The House previously voted in March to condemn the Trump administration’s transgender troops policy. At that time, five Republicans joined all Democrats in supporting the measure.

The Pentagon’s policy, which took effect in April, bans most transgender people from serving in the military unless they serve in their biological sex or were grandfathered in under the 2016 open-service policy.

The Trump administration and its allies deny the policy is a ban because of the carve-outs.

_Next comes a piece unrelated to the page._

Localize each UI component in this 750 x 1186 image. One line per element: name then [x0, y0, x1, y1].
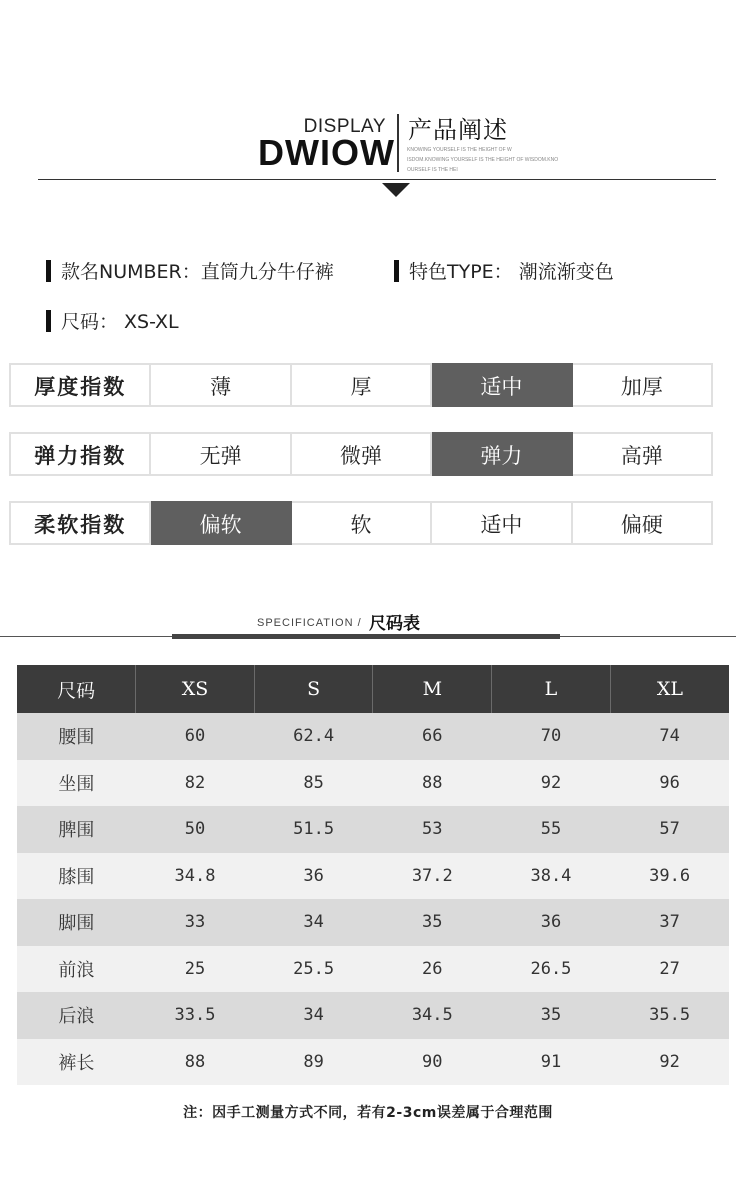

“This amendment risks undermining the readiness of our military at a time when we can least afford it,” Rep. Ken CalvertKenneth (Ken) Stanton CalvertMORE (R-Calif.) said on the floor. “This current policy is not, I repeat, not a ban on service by transgender individuals. It carefully balances the readiness needs of the military with the medical needs of transgender individuals who wish to serve.”

Opponents argue the policy effectively is a ban akin to the defunct “don’t ask, don’t tell” policy that banned gay, lesbian and bisexual troops from serving openly.

Four lawsuits against the policy are still pending.

The March resolution against the policy was nonbinding, whereas Tuesday’s amendment would have an effect if it were to become law.

But the amendment is unlikely to become law. Still, LGBT advocates were tracking the House vote as sending a message.

"Military leaders don’t want this ban and the American people don’t want this ban -- including a growing percentage of the president’s own party," Shannon Minter, legal director of the National Center for Lesbian Rights, said in a statement Wednesday. "We won’t stop fighting in the courts to end the ban for good, and we applaud members of Congress for continuing to fight for our transgender service members as well.”

House Democrats are also expected to bring a transgender troops amendment to the floor when they debate the annual defense policy bill in the coming weeks.